Heavy gloves are a must in extreme temperatures, especially considering my history of cold-related injuries in the past (I'm still waiting for all the feeling to come back in the fingertips of my left hand.) BNC connectors are definitely easier than others, but I'm now revisiting the idea of including an EFHW tuner internally and then using a banana or RCA connector. This might be useful in parallel with a BNC connector for added flexibility in other situations.
The button and knob will also need to be easily manipulated with gloves while also being at least somewhat weatherproof. I'm still looking for the right parts, but they'll need to be able to withstand some light rain or melting snow.
In the interests of reducing the amount of time exposed to summit conditions I'm considering using a TCXO with the Si5351. With any luck this would eliminate the warm-up period and make it easier for other stations to receive the signal from a (very) compromised antenna. This is a problem I encountered with my FT817 in temperatures as mild as 5C (41f), where the receiving stations were constantly having to adjust to match my drift. Ever since I added a TCXO module I haven't had that problem again.

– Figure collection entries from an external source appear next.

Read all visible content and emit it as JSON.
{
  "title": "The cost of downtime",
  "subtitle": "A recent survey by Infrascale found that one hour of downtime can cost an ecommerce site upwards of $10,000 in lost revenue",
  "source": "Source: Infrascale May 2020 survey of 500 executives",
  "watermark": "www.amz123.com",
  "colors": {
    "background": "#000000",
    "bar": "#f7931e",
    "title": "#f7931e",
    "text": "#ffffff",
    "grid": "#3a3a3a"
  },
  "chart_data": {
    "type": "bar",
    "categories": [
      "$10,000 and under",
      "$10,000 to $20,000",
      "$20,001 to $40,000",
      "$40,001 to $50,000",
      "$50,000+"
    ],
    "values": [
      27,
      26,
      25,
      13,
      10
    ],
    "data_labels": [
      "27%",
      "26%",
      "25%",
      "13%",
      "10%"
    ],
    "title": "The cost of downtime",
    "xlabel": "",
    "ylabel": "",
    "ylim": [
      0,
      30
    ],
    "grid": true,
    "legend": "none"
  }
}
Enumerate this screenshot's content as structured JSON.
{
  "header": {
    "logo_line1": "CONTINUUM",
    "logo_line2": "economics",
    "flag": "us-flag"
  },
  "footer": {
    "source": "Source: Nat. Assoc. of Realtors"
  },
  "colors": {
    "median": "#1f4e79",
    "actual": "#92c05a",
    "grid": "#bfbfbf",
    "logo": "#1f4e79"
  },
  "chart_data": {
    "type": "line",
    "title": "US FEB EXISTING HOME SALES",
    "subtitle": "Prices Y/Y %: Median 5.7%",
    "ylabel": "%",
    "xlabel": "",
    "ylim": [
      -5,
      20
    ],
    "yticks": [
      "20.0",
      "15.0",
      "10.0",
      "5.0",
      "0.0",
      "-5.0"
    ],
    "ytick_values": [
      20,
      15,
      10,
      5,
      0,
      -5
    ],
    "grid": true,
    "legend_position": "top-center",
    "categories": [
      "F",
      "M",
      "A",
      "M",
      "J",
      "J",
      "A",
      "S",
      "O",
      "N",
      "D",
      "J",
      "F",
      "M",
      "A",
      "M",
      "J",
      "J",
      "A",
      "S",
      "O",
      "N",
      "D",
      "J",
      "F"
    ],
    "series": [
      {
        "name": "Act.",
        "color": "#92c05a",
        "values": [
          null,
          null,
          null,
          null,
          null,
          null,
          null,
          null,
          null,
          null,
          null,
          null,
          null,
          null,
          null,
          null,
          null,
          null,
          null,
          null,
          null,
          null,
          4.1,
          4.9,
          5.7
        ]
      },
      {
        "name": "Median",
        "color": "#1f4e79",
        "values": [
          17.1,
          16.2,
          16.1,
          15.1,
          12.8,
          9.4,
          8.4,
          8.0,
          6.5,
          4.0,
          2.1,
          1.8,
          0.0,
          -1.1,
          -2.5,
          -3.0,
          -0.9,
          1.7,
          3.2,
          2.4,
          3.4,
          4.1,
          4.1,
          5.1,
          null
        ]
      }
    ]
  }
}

Due to the high winds and cold temperatures I couldn't get my logbook out to make any records. Fortunately I was able to enlist a local operator who could hear me on 20m and was able to copy down my QSO details for me (big thanks to Keith VE7GDH!) It did cause me to consider adding a tiny MP3 recording module internally so that I can retrieve the information later. There is a module like this that is also Arduino compatible, the only downside is that it would pull more than 20mA from the power supply. However, given the already low power consumption of the radio in receive, I might be able to live with it.
MP3 Module: http://www.electronics123.com/shop/product/fn-rm01-high-quality-mp3-audio-recorder-and-player-module-8227
Thanks to Allison for the advice on painting the case a dark color to facilitate some warming by the sun (at least when it's sunny!) I may also try to stitch up a transceiver cozy (or soft-case, if you will) for non-sunny days.
If anyone else has any thoughts on these topics (or others) then please feel free to jump in! I'm always looking for new ideas.